Governor JB Pritzker signed historic legislation Monday that would ban libraries from banning books.
The law is the first of its kind in the nation, and would cut off funding to any libraries that remove books currently on the shelf.
The law was pushed by Secretary of State Alexi Giannoulias, who is also the state's librarian, and is a response to the backlash in many local school districts against controversial books, particularly some championed by the LBGTQ community.
"Book bans are about censorship, marginalizing people, marginalizing ideas and facts. Regimes ban books, not democracies," Pritzker said.
According to the American Library Association, there were 67 attempts to ban books in Illinois in 2022, up from 41 attempts in 2021.
House Bill 2789 declares it to be the policy of Illinois to "encourage and protect the freedom of libraries and library systems to acquire materials without external limitation and to be protected against attempts to ban, remove, or otherwise restrict access to books or other materials."
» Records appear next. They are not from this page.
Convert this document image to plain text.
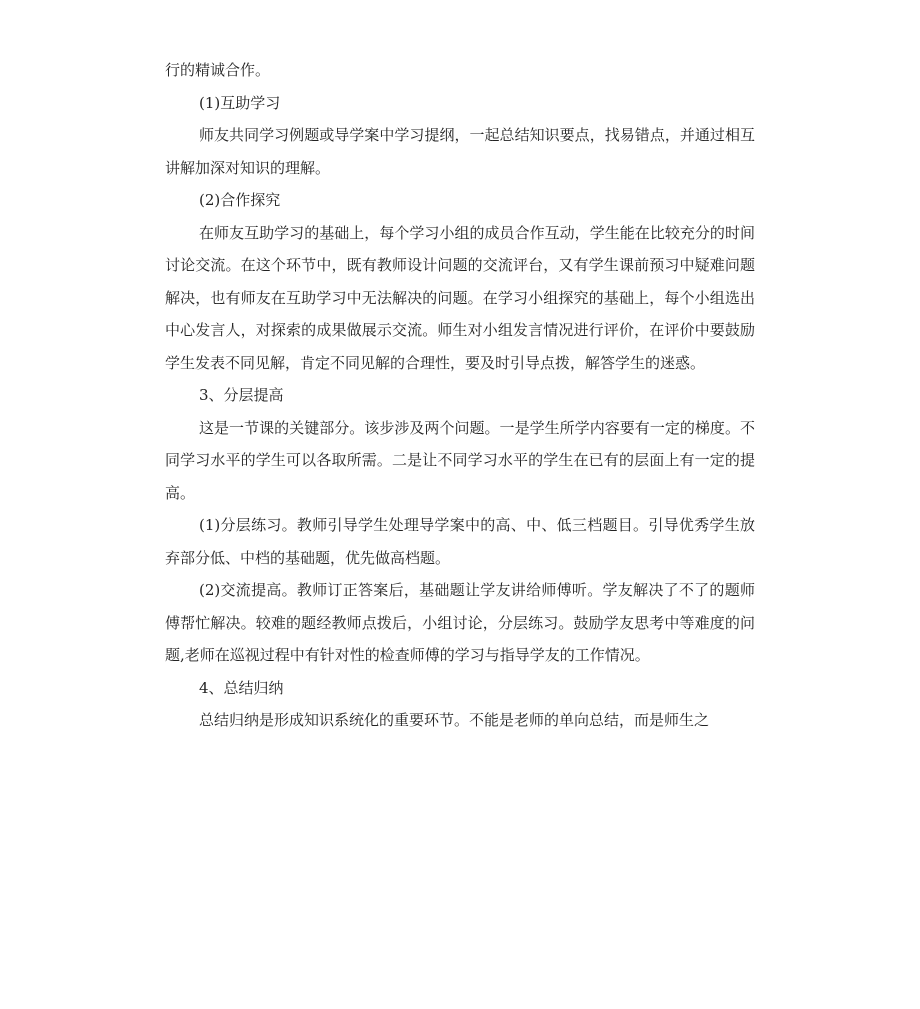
行的精诚合作。

(1)互助学习

师友共同学习例题或导学案中学习提纲，一起总结知识要点，找易错点，并通过相互讲解加深对知识的理解。

(2)合作探究

在师友互助学习的基础上，每个学习小组的成员合作互动，学生能在比较充分的时间讨论交流。在这个环节中，既有教师设计问题的交流评台，又有学生课前预习中疑难问题解决，也有师友在互助学习中无法解决的问题。在学习小组探究的基础上，每个小组选出中心发言人，对探索的成果做展示交流。师生对小组发言情况进行评价，在评价中要鼓励学生发表不同见解，肯定不同见解的合理性，要及时引导点拨，解答学生的迷惑。

3、分层提高

这是一节课的关键部分。该步涉及两个问题。一是学生所学内容要有一定的梯度。不同学习水平的学生可以各取所需。二是让不同学习水平的学生在已有的层面上有一定的提高。

(1)分层练习。教师引导学生处理导学案中的高、中、低三档题目。引导优秀学生放弃部分低、中档的基础题，优先做高档题。

(2)交流提高。教师订正答案后，基础题让学友讲给师傅听。学友解决了不了的题师傅帮忙解决。较难的题经教师点拨后，小组讨论，分层练习。鼓励学友思考中等难度的问题,老师在巡视过程中有针对性的检查师傅的学习与指导学友的工作情况。

4、总结归纳

总结归纳是形成知识系统化的重要环节。不能是老师的单向总结，而是师生之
It also requires that, as a condition for being eligible for state grants, libraries and library systems must adopt either the American Library Association's Library Bill of Rights or some other written statement prohibiting the practice of banning books or other materials.
One of the books that frequently came under attack was "Gender Queer," a book which contains graphic sexual drawings. It was the source of vocal debates at numerous school districts in Northern Illinois, including in Downers Grove.
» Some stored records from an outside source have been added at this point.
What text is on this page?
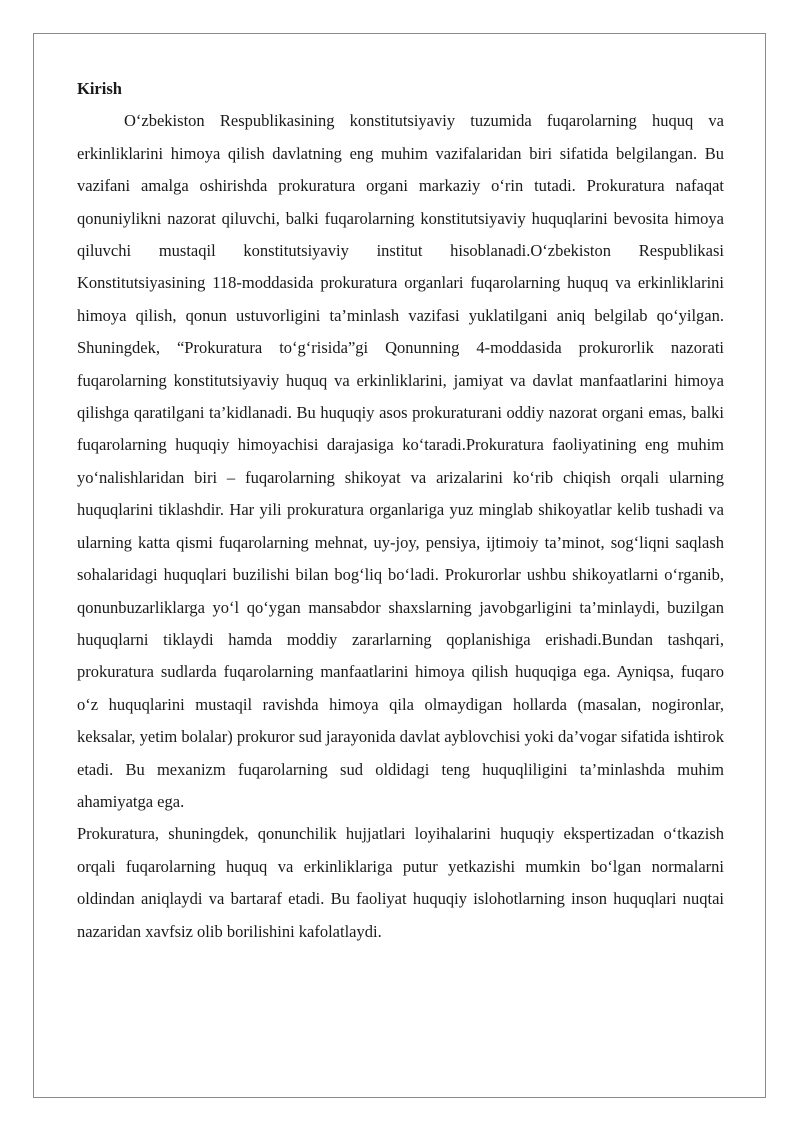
Kirish

O‘zbekiston Respublikasining konstitutsiyaviy tuzumida fuqarolarning huquq va erkinliklarini himoya qilish davlatning eng muhim vazifalaridan biri sifatida belgilangan. Bu vazifani amalga oshirishda prokuratura organi markaziy o‘rin tutadi. Prokuratura nafaqat qonuniylikni nazorat qiluvchi, balki fuqarolarning konstitutsiyaviy huquqlarini bevosita himoya qiluvchi mustaqil konstitutsiyaviy institut hisoblanadi.O‘zbekiston Respublikasi Konstitutsiyasining 118-moddasida prokuratura organlari fuqarolarning huquq va erkinliklarini himoya qilish, qonun ustuvorligini ta’minlash vazifasi yuklatilgani aniq belgilab qo‘yilgan. Shuningdek, “Prokuratura to‘g‘risida”gi Qonunning 4-moddasida prokurorlik nazorati fuqarolarning konstitutsiyaviy huquq va erkinliklarini, jamiyat va davlat manfaatlarini himoya qilishga qaratilgani ta’kidlanadi. Bu huquqiy asos prokuraturani oddiy nazorat organi emas, balki fuqarolarning huquqiy himoyachisi darajasiga ko‘taradi.Prokuratura faoliyatining eng muhim yo‘nalishlaridan biri – fuqarolarning shikoyat va arizalarini ko‘rib chiqish orqali ularning huquqlarini tiklashdir. Har yili prokuratura organlariga yuz minglab shikoyatlar kelib tushadi va ularning katta qismi fuqarolarning mehnat, uy-joy, pensiya, ijtimoiy ta’minot, sog‘liqni saqlash sohalaridagi huquqlari buzilishi bilan bog‘liq bo‘ladi. Prokurorlar ushbu shikoyatlarni o‘rganib, qonunbuzarliklarga yo‘l qo‘ygan mansabdor shaxslarning javobgarligini ta’minlaydi, buzilgan huquqlarni tiklaydi hamda moddiy zararlarning qoplanishiga erishadi.Bundan tashqari, prokuratura sudlarda fuqarolarning manfaatlarini himoya qilish huquqiga ega. Ayniqsa, fuqaro o‘z huquqlarini mustaqil ravishda himoya qila olmaydigan hollarda (masalan, nogironlar, keksalar, yetim bolalar) prokuror sud jarayonida davlat ayblovchisi yoki da’vogar sifatida ishtirok etadi. Bu mexanizm fuqarolarning sud oldidagi teng huquqliligini ta’minlashda muhim ahamiyatga ega.

Prokuratura, shuningdek, qonunchilik hujjatlari loyihalarini huquqiy ekspertizadan o‘tkazish orqali fuqarolarning huquq va erkinliklariga putur yetkazishi mumkin bo‘lgan normalarni oldindan aniqlaydi va bartaraf etadi. Bu faoliyat huquqiy islohotlarning inson huquqlari nuqtai nazaridan xavfsiz olib borilishini kafolatlaydi.
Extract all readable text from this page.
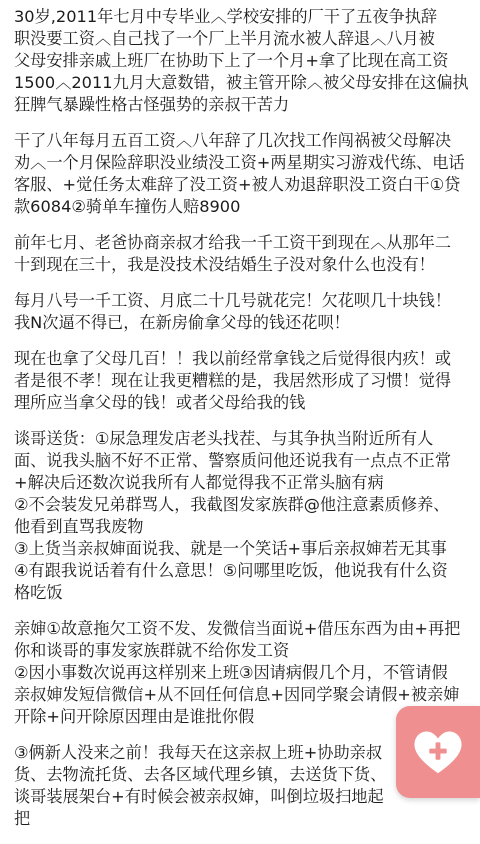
30岁,2011年七月中专毕业︿学校安排的厂干了五夜争执辞
职没要工资︿自己找了一个厂上半月流水被人辞退︿八月被
父母安排亲戚上班厂在协助下上了一个月+拿了比现在高工资
1500︿2011九月大意数错，被主管开除︿被父母安排在这偏执
狂脾气暴躁性格古怪强势的亲叔干苦力

干了八年每月五百工资︿八年辞了几次找工作闯祸被父母解决
劝︿一个月保险辞职没业绩没工资+两星期实习游戏代练、电话
客服、+觉任务太难辞了没工资+被人劝退辞职没工资白干①贷
款6084②骑单车撞伤人赔8900

前年七月、老爸协商亲叔才给我一千工资干到现在︿从那年二
十到现在三十，我是没技术没结婚生子没对象什么也没有！

每月八号一千工资、月底二十几号就花完！欠花呗几十块钱！
我N次逼不得已，在新房偷拿父母的钱还花呗！

现在也拿了父母几百！！我以前经常拿钱之后觉得很内疚！或
者是很不孝！现在让我更糟糕的是，我居然形成了习惯！觉得
理所应当拿父母的钱！或者父母给我的钱

谈哥送货：①尿急理发店老头找茬、与其争执当附近所有人
面、说我头脑不好不正常、警察质问他还说我有一点点不正常
+解决后还数次说我所有人都觉得我不正常头脑有病
②不会装发兄弟群骂人，我截图发家族群@他注意素质修养、
他看到直骂我废物
③上货当亲叔婶面说我、就是一个笑话+事后亲叔婶若无其事
④有跟我说话着有什么意思！⑤问哪里吃饭，他说我有什么资
格吃饭

亲婶①故意拖欠工资不发、发微信当面说+借压东西为由+再把
你和谈哥的事发家族群就不给你发工资
②因小事数次说再这样别来上班③因请病假几个月，不管请假
亲叔婶发短信微信+从不回任何信息+因同学聚会请假+被亲婶
开除+问开除原因理由是谁批你假

③俩新人没来之前！我每天在这亲叔上班+协助亲叔
货、去物流托货、去各区域代理乡镇，去送货下货、
谈哥装展架台+有时候会被亲叔婶，叫倒垃圾扫地起
把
"They call us book banners, but we're not banning books. We want to ban pornographic books. Heterosexual or homosexual it doesn't belong in the school," said Terry Newsome, one parents who helped lead the charge against "Gender Queer" in Downers Grove.
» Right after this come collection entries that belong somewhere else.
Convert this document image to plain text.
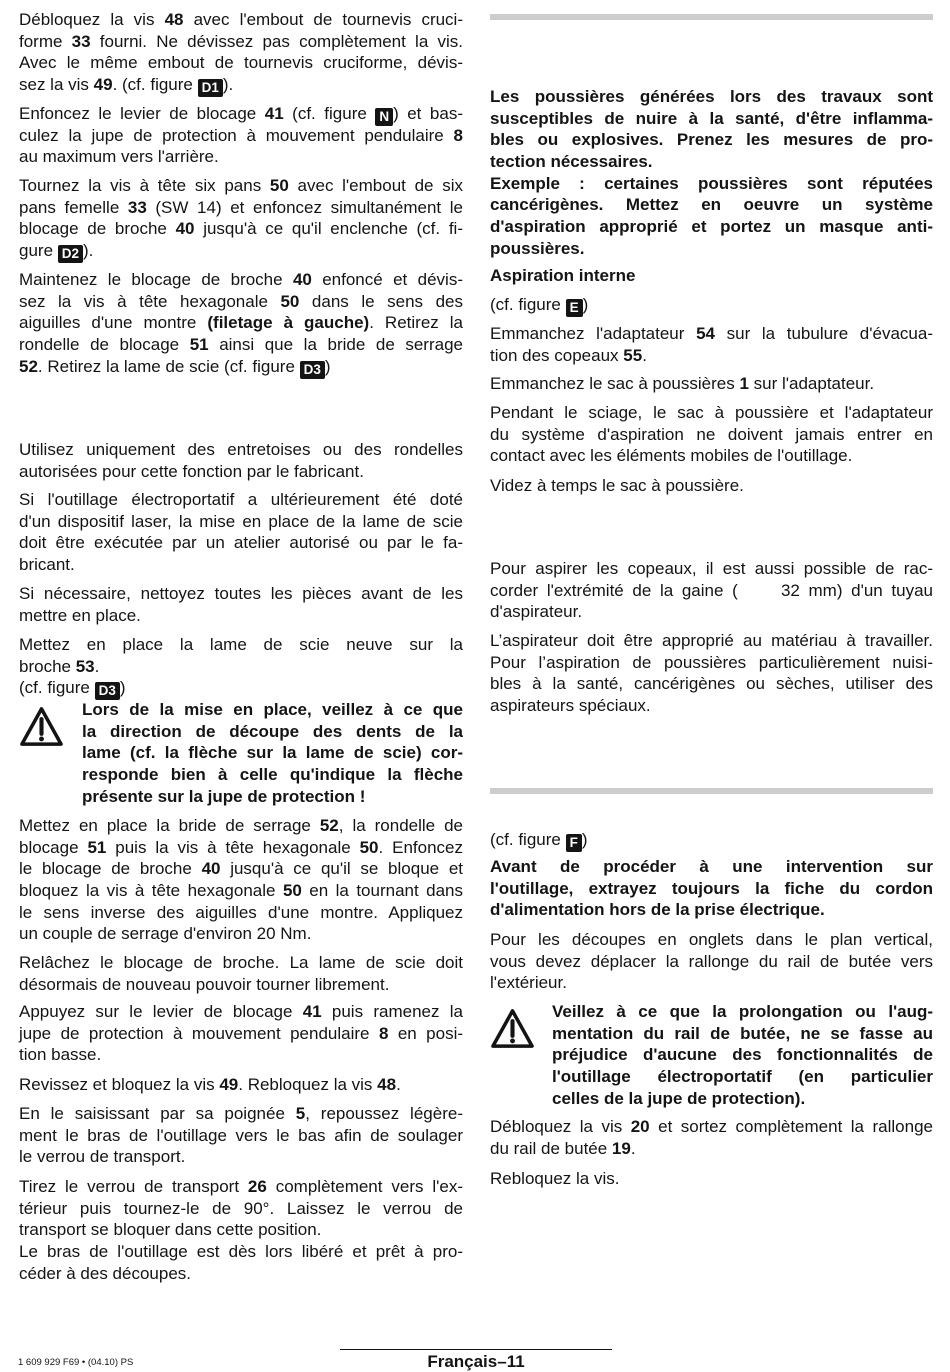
Débloquez la vis 48 avec l'embout de tournevis cruci-
forme 33 fourni. Ne dévissez pas complètement la vis.
Avec le même embout de tournevis cruciforme, dévis-
sez la vis 49. (cf. figure D1 ).
Enfoncez le levier de blocage 41 (cf. figure N ) et bas-
culez la jupe de protection à mouvement pendulaire 8
au maximum vers l'arrière.
Tournez la vis à tête six pans 50 avec l'embout de six
pans femelle 33 (SW 14) et enfoncez simultanément le
blocage de broche 40 jusqu'à ce qu'il enclenche (cf. fi-
gure D2 ).
Maintenez le blocage de broche 40 enfoncé et dévis-
sez la vis à tête hexagonale 50 dans le sens des
aiguilles d'une montre (filetage à gauche). Retirez la
rondelle de blocage 51 ainsi que la bride de serrage
52. Retirez la lame de scie (cf. figure D3 )
Utilisez uniquement des entretoises ou des rondelles
autorisées pour cette fonction par le fabricant.
Si l'outillage électroportatif a ultérieurement été doté
d'un dispositif laser, la mise en place de la lame de scie
doit être exécutée par un atelier autorisé ou par le fa-
bricant.
Si nécessaire, nettoyez toutes les pièces avant de les
mettre en place.
Mettez en place la lame de scie neuve sur la
broche 53.
(cf. figure D3 )
Lors de la mise en place, veillez à ce que
la direction de découpe des dents de la
lame (cf. la flèche sur la lame de scie) cor-
responde bien à celle qu'indique la flèche
présente sur la jupe de protection !
Mettez en place la bride de serrage 52, la rondelle de
blocage 51 puis la vis à tête hexagonale 50. Enfoncez
le blocage de broche 40 jusqu'à ce qu'il se bloque et
bloquez la vis à tête hexagonale 50 en la tournant dans
le sens inverse des aiguilles d'une montre. Appliquez
un couple de serrage d'environ 20 Nm.
Relâchez le blocage de broche. La lame de scie doit
désormais de nouveau pouvoir tourner librement.
Appuyez sur le levier de blocage 41 puis ramenez la
jupe de protection à mouvement pendulaire 8 en posi-
tion basse.
Revissez et bloquez la vis 49. Rebloquez la vis 48.
En le saisissant par sa poignée 5, repoussez légère-
ment le bras de l'outillage vers le bas afin de soulager
le verrou de transport.
Tirez le verrou de transport 26 complètement vers l'ex-
térieur puis tournez-le de 90°. Laissez le verrou de
transport se bloquer dans cette position.
Le bras de l'outillage est dès lors libéré et prêt à pro-
céder à des découpes.
Les poussières générées lors des travaux sont
susceptibles de nuire à la santé, d'être inflamma-
bles ou explosives. Prenez les mesures de pro-
tection nécessaires.
Exemple : certaines poussières sont réputées
cancérigènes. Mettez en oeuvre un système
d'aspiration approprié et portez un masque anti-
poussières.
Aspiration interne
(cf. figure E )
Emmanchez l'adaptateur 54 sur la tubulure d'évacua-
tion des copeaux 55.
Emmanchez le sac à poussières 1 sur l'adaptateur.
Pendant le sciage, le sac à poussière et l'adaptateur
du système d'aspiration ne doivent jamais entrer en
contact avec les éléments mobiles de l'outillage.
Videz à temps le sac à poussière.
Pour aspirer les copeaux, il est aussi possible de rac-
corder l'extrémité de la gaine (     32 mm) d'un tuyau
d'aspirateur.
L’aspirateur doit être approprié au matériau à travailler.
Pour l’aspiration de poussières particulièrement nuisi-
bles à la santé, cancérigènes ou sèches, utiliser des
aspirateurs spéciaux.
(cf. figure F )
Avant de procéder à une intervention sur
l'outillage, extrayez toujours la fiche du cordon
d'alimentation hors de la prise électrique.
Pour les découpes en onglets dans le plan vertical,
vous devez déplacer la rallonge du rail de butée vers
l'extérieur.
Veillez à ce que la prolongation ou l'aug-
mentation du rail de butée, ne se fasse au
préjudice d'aucune des fonctionnalités de
l'outillage électroportatif (en particulier
celles de la jupe de protection).
Débloquez la vis 20 et sortez complètement la rallonge
du rail de butée 19.
Rebloquez la vis.
Français–11
1 609 929 F69 • (04.10) PS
But supporters said this is about allowing access to diverse voices and ideas, and First Amendment rights.
"Parents and only parents have the right and responsibility to restrict their children and only their children's access to library resources," said Secretary Giannoulias.
"Those pushing book banning say they are doing it to protect people. Well that's just not true. Book banning is most frequently used to silence the voices of the LGBTQ+ community as well as people of color," said State rep. Anne Stava Murray (D-Downers Grove).
Supporters of the new law said book bans at times have also targeted classics like "To Kill A Mockingbird," and restricting access is wrong if it's driven by ideologies. Opponents of the ban on bans accused the governor of pushing an agenda about politics, not democracy.
"We object to gender influencing, indoctrination of our kids toward anti-racism and leftist agendas. We're objecting to those things yet Governor Pritzker keeps taking more and more steps to extinguish parental rights," said Laura Hois, co-chair of the Awake Illinois Downers Grove chapter.
Last year the state gave out $62 million in grants to libraries across Illinois. Those that don't adhere to the standards set by the American Library Association for what's on their shelves would not be eligible for any money.
The law goes into effect on January 1, 2024.